We need to independently review the source code to be confident in the implementation and architecture of the product's security. Providing source code usually expedites the evaluation.
Why do you need source code to perform the evaluation?
When can you begin the High Assurance evaluation?
We will advise vendors when we are starting the High Assurance evaluation.
We encourage vendors to be proactive in seeking advice and to cooperate by providing information to facilitate our evaluation process.
What is a consumer guide?
Consumer guides are found on the EPL. We publish a consumer guide for all products for which we have performed a cryptographic or high assurance evaluation.
Consumer guides give a brief description of the product, detail the scope of the evaluation and include recommendations for secure product usage.
What information and support should vendors provide for a High Assurance evaluation?
Vendors should provide:
- a technical and/or engineering contact within the company (preferably located in Australia) to answer questions
- detailed technical documentation for the product
- offline access to the full source code.

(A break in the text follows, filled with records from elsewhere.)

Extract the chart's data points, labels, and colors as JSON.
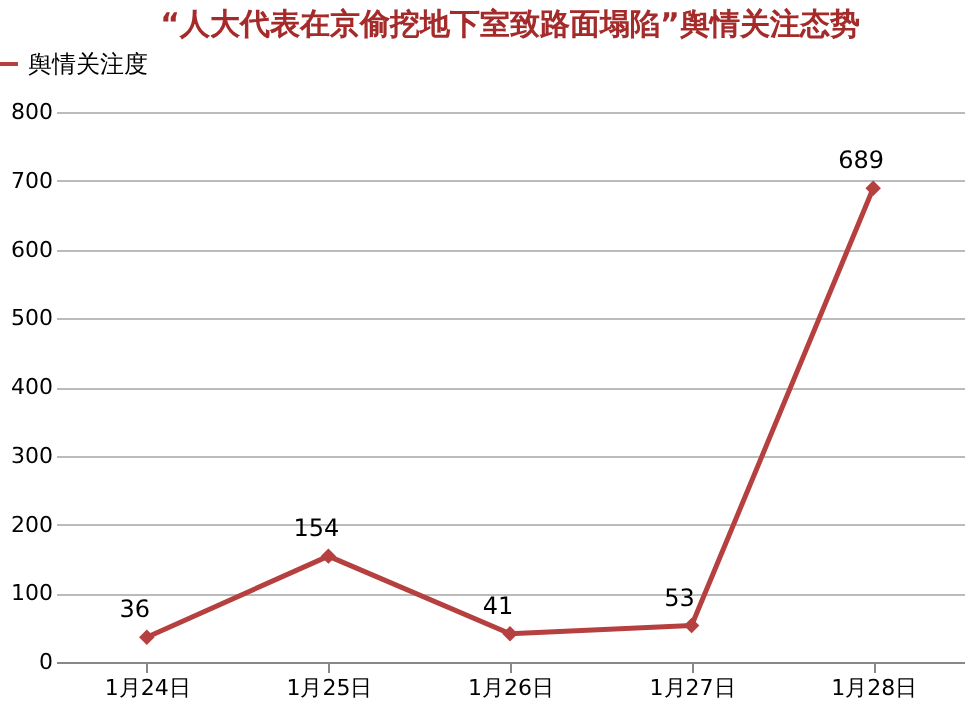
{
  "chart_data": {
    "type": "line",
    "title": "“人大代表在京偷挖地下室致路面塌陷”舆情关注态势",
    "categories": [
      "1月24日",
      "1月25日",
      "1月26日",
      "1月27日",
      "1月28日"
    ],
    "series": [
      {
        "name": "舆情关注度",
        "color": "#b5403f",
        "values": [
          36,
          154,
          41,
          53,
          689
        ]
      }
    ],
    "ylim": [
      0,
      800
    ],
    "yticks": [
      0,
      100,
      200,
      300,
      400,
      500,
      600,
      700,
      800
    ],
    "grid": "y",
    "legend": "top left",
    "marker": "diamond",
    "line_style": "solid",
    "data_labels": true
  }
}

How long does a High Assurance evaluation take?
The High Assurance evaluation process generally takes several months.
The time taken also depends on the level of vendor cooperation and whether any security vulnerabilities are found during the evaluation. If we do find security vulnerabilities, whether we continue the valuation depends on the implementation of a suitable fix.
Do you charge for High Assurance evaluations?
No. We do not charge evaluation fees for conducting a High Assurance evaluation or producing a consumer guide. However, the vendor is responsible for arranging delivery of the information, software and/or hardware to us (if secure electronic means is not a viable option) and providing any licences we need to conduct the evaluation.
Do vendors need a non-disclosure agreement (NDA) in place when the High Assurance evaluation starts?
If requested, we can negotiate an NDA with the vendor. This can be a lengthy process that will postpone the start of the High Assurance evaluation.
To reduce delays, we have a standard NDA template, which is available upon request.